A Cautious Rental Strategy

A Cautious Rental Strategy

January 5, 2012

Rental is on the rise as an asset-management strategy. According to the December 2011 Rouse Rental Report, published by Rouse Asset Services, both sales and values of used rental equipment are up. Values rose throughout the year, with the November number up 7.3 percent over May. Rouse labels it “orderly liquidation value,” which is a percentage of the replacement cost garnered when a rental firm or dealer disposes of a machine at a certain average age.

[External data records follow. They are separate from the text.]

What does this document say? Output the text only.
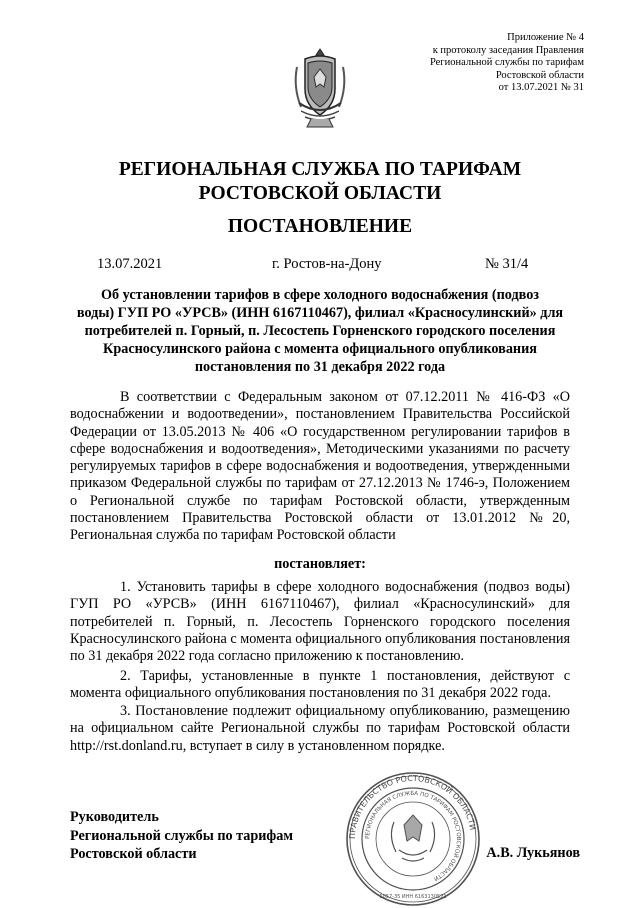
Приложение № 4
к протоколу заседания Правления
Региональной службы по тарифам
Ростовской области
от 13.07.2021 № 31
РЕГИОНАЛЬНАЯ СЛУЖБА ПО ТАРИФАМ
РОСТОВСКОЙ ОБЛАСТИ
ПОСТАНОВЛЕНИЕ
13.07.2021	г. Ростов-на-Дону	№ 31/4
Об установлении тарифов в сфере холодного водоснабжения (подвоз
воды) ГУП РО «УРСВ» (ИНН 6167110467), филиал «Красносулинский» для
потребителей п. Горный, п. Лесостепь Горненского городского поселения
Красносулинского района с момента официального опубликования
постановления по 31 декабря 2022 года
В соответствии с Федеральным законом от 07.12.2011 № 416-ФЗ «О водоснабжении и водоотведении», постановлением Правительства Российской Федерации от 13.05.2013 № 406 «О государственном регулировании тарифов в сфере водоснабжения и водоотведения», Методическими указаниями по расчету регулируемых тарифов в сфере водоснабжения и водоотведения, утвержденными приказом Федеральной службы по тарифам от 27.12.2013 № 1746-э, Положением о Региональной службе по тарифам Ростовской области, утвержденным постановлением Правительства Ростовской области от 13.01.2012 №20, Региональная служба по тарифам Ростовской области
постановляет:
1. Установить тарифы в сфере холодного водоснабжения (подвоз воды) ГУП РО «УРСВ» (ИНН 6167110467), филиал «Красносулинский» для потребителей п. Горный, п. Лесостепь Горненского городского поселения Красносулинского района с момента официального опубликования постановления по 31 декабря 2022 года согласно приложению к постановлению.
2. Тарифы, установленные в пункте 1 постановления, действуют с момента официального опубликования постановления по 31 декабря 2022 года.
3. Постановление подлежит официальному опубликованию, размещению на официальном сайте Региональной службы по тарифам Ростовской области http://rst.donland.ru, вступает в силу в установленном порядке.
ПРАВИТЕЛЬСТВО РОСТОВСКОЙ ОБЛАСТИ
РЕГИОНАЛЬНАЯ СЛУЖБА ПО ТАРИФАМ РОСТОВСКОЙ ОБЛАСТИ
1057-35 ИНН 6163130521
Руководитель
Региональной службы по тарифам
Ростовской области	А.В. Лукьянов
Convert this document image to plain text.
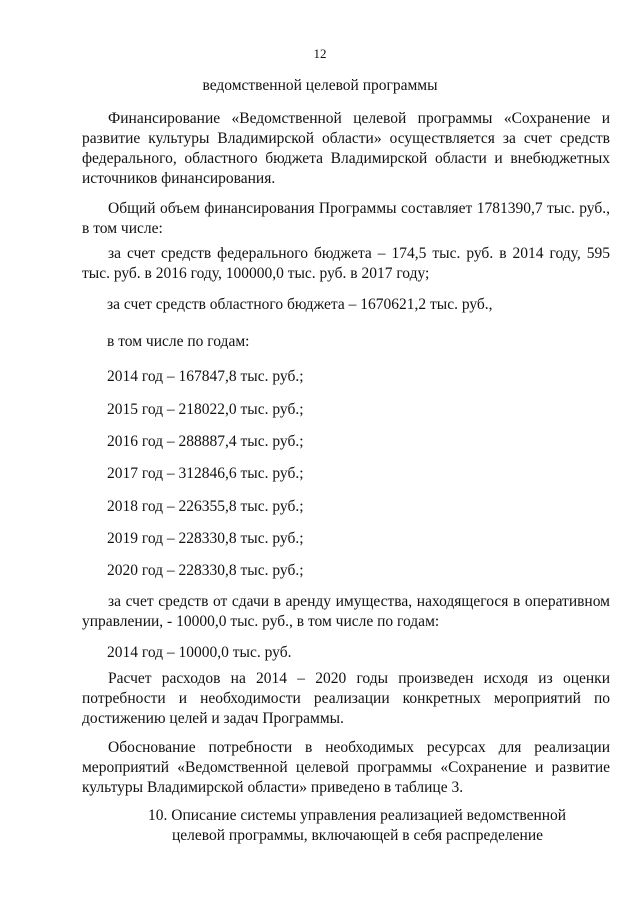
12
ведомственной целевой программы

Финансирование «Ведомственной целевой программы «Сохранение и развитие культуры Владимирской области» осуществляется за счет средств федерального, областного бюджета Владимирской области и внебюджетных источников финансирования.

Общий объем финансирования Программы составляет 1781390,7 тыс. руб., в том числе:

за счет средств федерального бюджета – 174,5 тыс. руб. в 2014 году, 595 тыс. руб. в 2016 году, 100000,0 тыс. руб. в 2017 году;

за счет средств областного бюджета – 1670621,2 тыс. руб.,

в том числе по годам:

2014 год – 167847,8 тыс. руб.;

2015 год – 218022,0 тыс. руб.;

2016 год – 288887,4 тыс. руб.;

2017 год – 312846,6 тыс. руб.;

2018 год – 226355,8 тыс. руб.;

2019 год – 228330,8 тыс. руб.;

2020 год – 228330,8 тыс. руб.;

за счет средств от сдачи в аренду имущества, находящегося в оперативном управлении, - 10000,0 тыс. руб., в том числе по годам:

2014 год – 10000,0 тыс. руб.

Расчет расходов на 2014 – 2020 годы произведен исходя из оценки потребности и необходимости реализации конкретных мероприятий по достижению целей и задач Программы.

Обоснование потребности в необходимых ресурсах для реализации мероприятий «Ведомственной целевой программы «Сохранение и развитие культуры Владимирской области» приведено в таблице 3.

10. Описание системы управления реализацией ведомственной
целевой программы, включающей в себя распределение
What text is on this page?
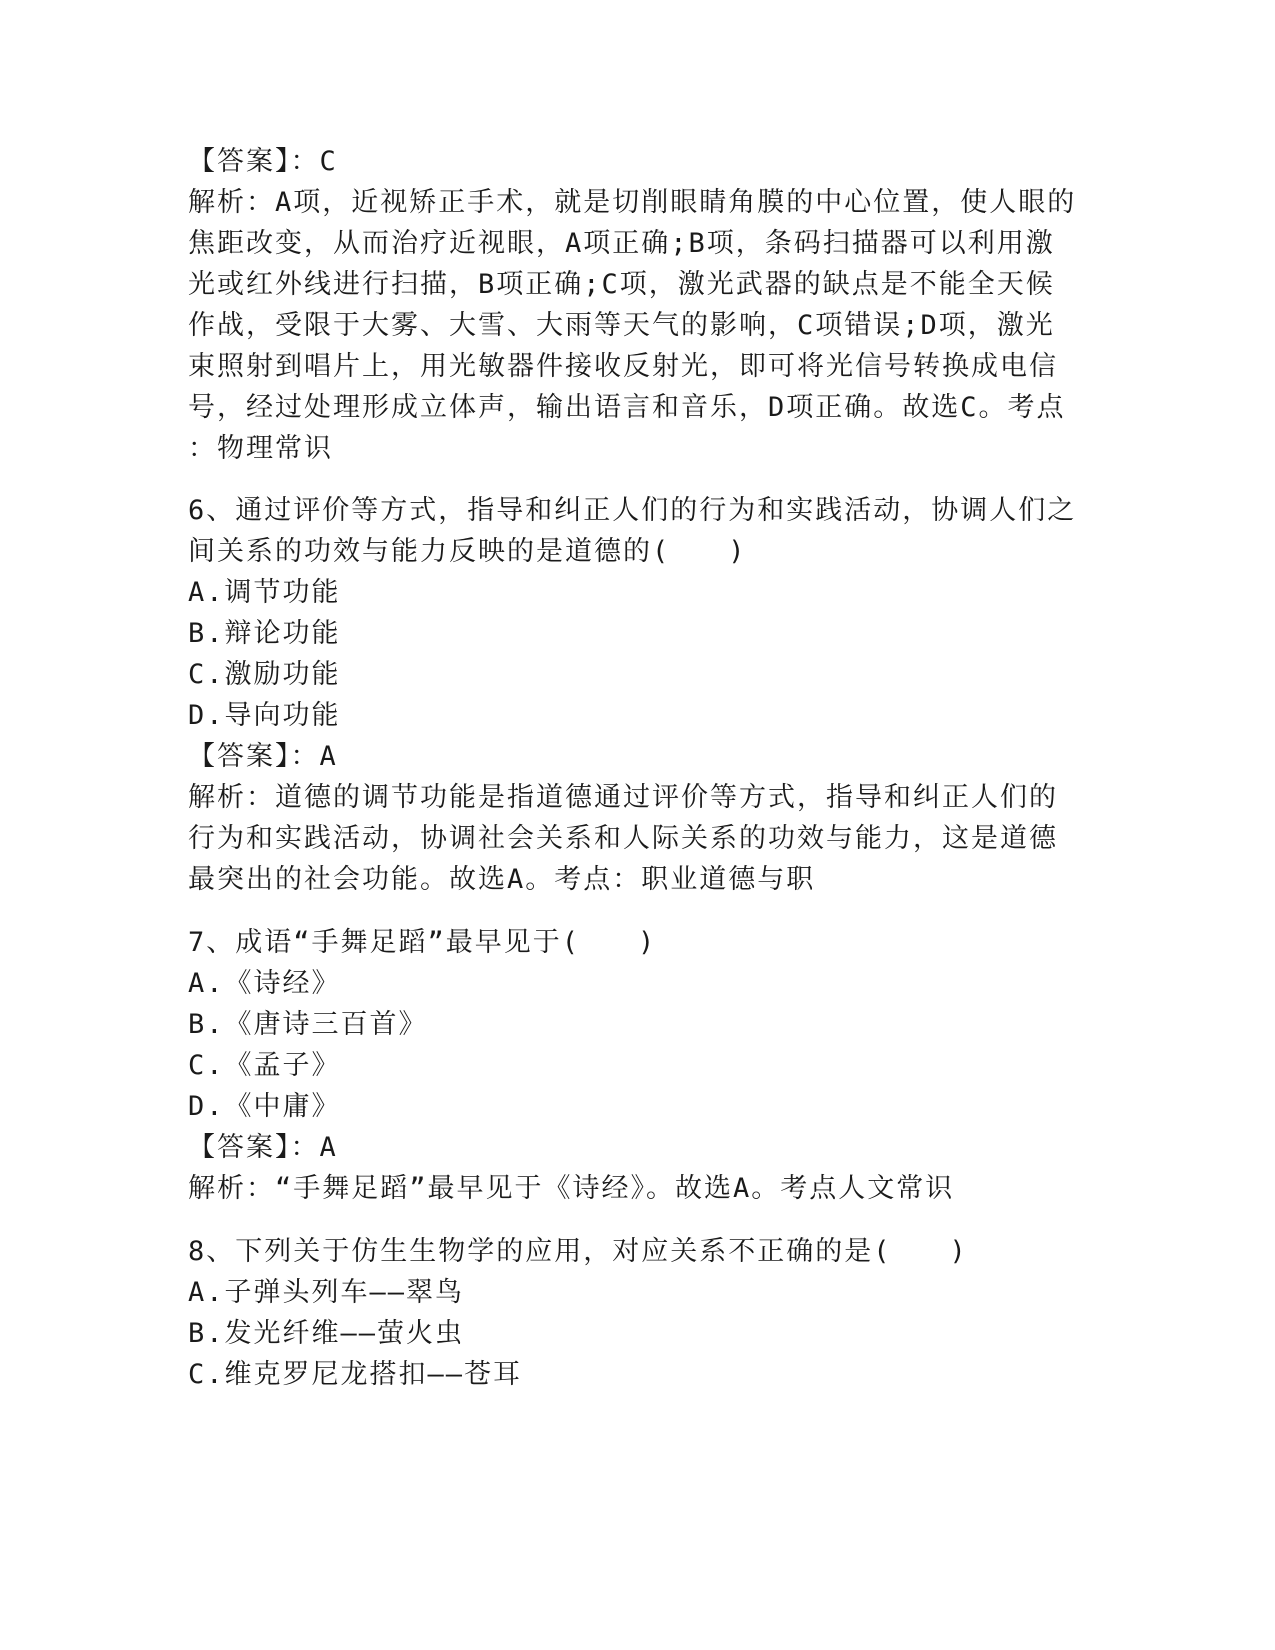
【答案】：C
解析：A项，近视矫正手术，就是切削眼睛角膜的中心位置，使人眼的
焦距改变，从而治疗近视眼，A项正确;B项，条码扫描器可以利用激
光或红外线进行扫描，B项正确;C项，激光武器的缺点是不能全天候
作战，受限于大雾、大雪、大雨等天气的影响，C项错误;D项，激光
束照射到唱片上，用光敏器件接收反射光，即可将光信号转换成电信
号，经过处理形成立体声，输出语言和音乐，D项正确。故选C。考点
：物理常识
6、通过评价等方式，指导和纠正人们的行为和实践活动，协调人们之
间关系的功效与能力反映的是道德的(　　)
A.调节功能
B.辩论功能
C.激励功能
D.导向功能
【答案】：A
解析：道德的调节功能是指道德通过评价等方式，指导和纠正人们的
行为和实践活动，协调社会关系和人际关系的功效与能力，这是道德
最突出的社会功能。故选A。考点：职业道德与职
7、成语“手舞足蹈”最早见于(　　)
A.《诗经》
B.《唐诗三百首》
C.《孟子》
D.《中庸》
【答案】：A
解析：“手舞足蹈”最早见于《诗经》。故选A。考点人文常识
8、下列关于仿生生物学的应用，对应关系不正确的是(　　)
A.子弹头列车——翠鸟
B.发光纤维——萤火虫
C.维克罗尼龙搭扣——苍耳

Rouse tracks how rental and dealer houses dispose of their fleets, but these numbers can serve as a directional tool for the equipment manager. As an indicator of current market activity, this upward trend reflects an increased demand for used rental equipment, and, we presume, fresher iron to replace it in the rental fleet. This does not surprise us; used equipment and short-term rental have been strong acquisition strategies for months as fleet managers supply iron for projects that are shorter in term and with fewer jobs in the pipeline.

We would suggest that the numbers also reflect recent increases in construction spending as the housing market recorded some upticks. Instead of rushing to acquire new machines and spend scarce capital on iron, fleet managers are using rental to acquire machines for a more controlled rampup. If the projects do come, and the pipeline does start to fill, the strategy will change.

The upward trend in rental numbers can also be used as a motivator instead of an indicator. Fleet managers looking at 2012 construction see active and fresher rental fleets and will add short- or even long-term rental as an acquisition strategy. The risk is certainly reduced when the rental house or distributor handles preventive maintenance, shop overhead, and compliance costs.

 

Andy Agoos makes a strong case for rental as a strategy in “Equipent Executive.” The recent purchase of RSC by United Rentals lends credence to the idea that the rental industry is heating up. The deal sets up a large-scale equipment rental company with strong growth potential.

Before running headlong into rental, however, exercise some caution. All indicators are solid; rental is a viable and cost-effective strategy. Returning to the Rouse data, orderly liquidation value takes into account average machine age at disposal. That, too, has been increasing over the past year. In November, average selling age for all machines tracked by Rouse was 5.5 years. Of course, old machines may be replaced by new ones, and this is a time-based measurement rather than a usage-based one, such as operating hours. But asset managers must consider machine quality when renting.

Check engine hours, verify PM history, and consider an uptime guarantee on rented equipment. Rental will make a strong play as a viable acquisition strategy in coming months; an asset manager owes it to his organization to field the most reliable machine for the job.